С отцом Марио беседовал тем же вечером.

– Как ты себя чувствуешь? – спросил Марио, сев напротив дивана в кабинете.

– Так себе. Очень оно не ровно стучит.

– Что врач говорит?

– А что врач… Таблеточки прописывает. Про операцию начал говорить.

– Так не тяни! Ложись, пока не поздно.

– Ложись… – передразнил «дон» сына. – На сердце же, не на пальце. Смертность – знаешь, какая на операционном столе! Но уже ровнее стучит, завтра выйду погулять.

– Тебе нельзя волноваться.

– Можно. Рассказывай про все дела. А то скорее от скуки тут помереть можно.

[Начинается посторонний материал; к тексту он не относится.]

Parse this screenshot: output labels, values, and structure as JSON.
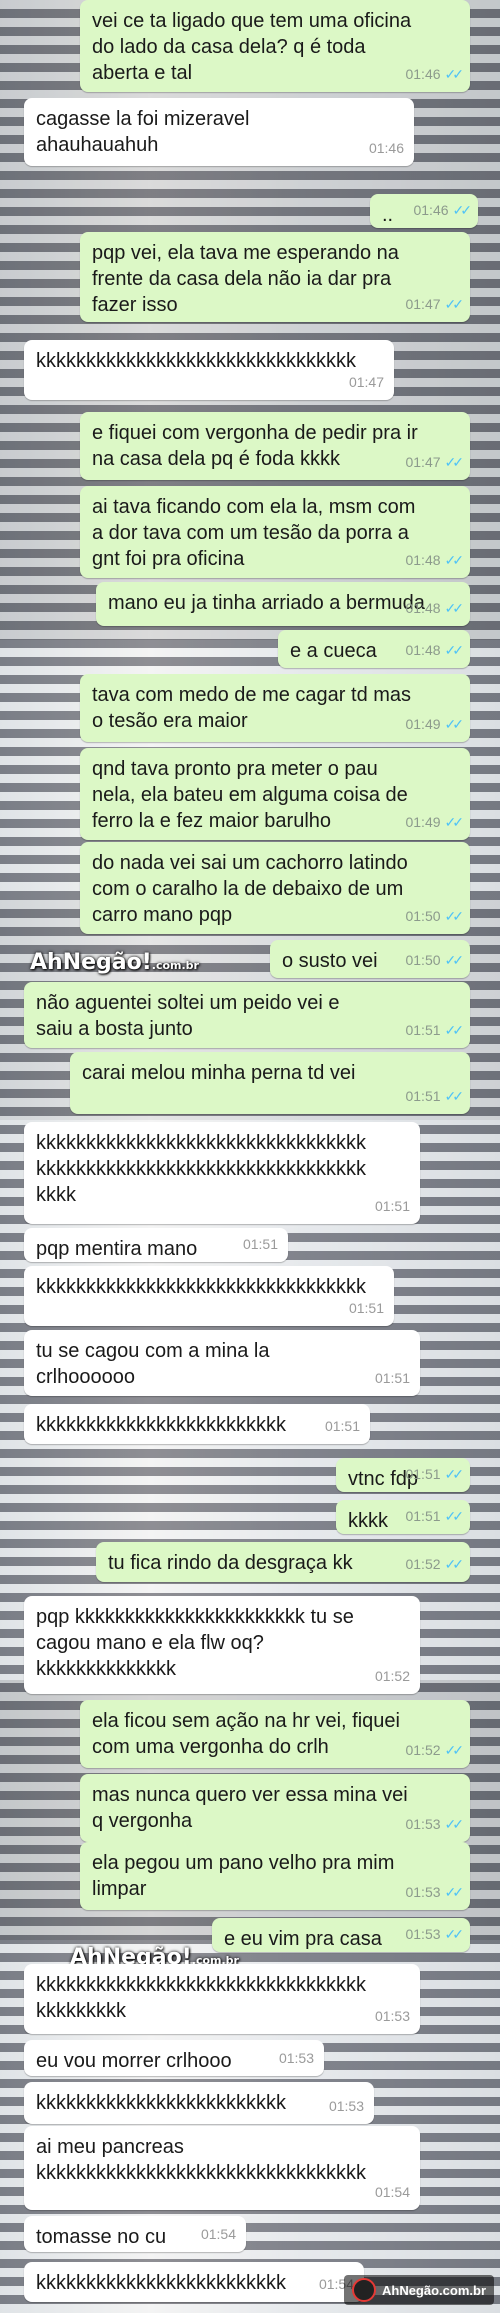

Дела в Милане были явно не для ушей сердечника, и Марио, как сумел, все округлил. Но «дон» видел сына насквозь. Он понял, что в Милане стало без него еще хуже: врагов больше, денег меньше, «семья» слабее. Но, как ни странно, это его сейчас не разволновало, и сердце не разогналось от обычной ярости. «Дон» действительно отошел почти от всего. И пришел совсем к другому: к последнему своему делу в московском Кремле и прославлению своего имени с титулом герцога миланского в истории навечно. Хотя бы в семейной истории.

– Что с нашим кладом? – только и спросил дон Спинноти, выслушав путаный доклад своего сына.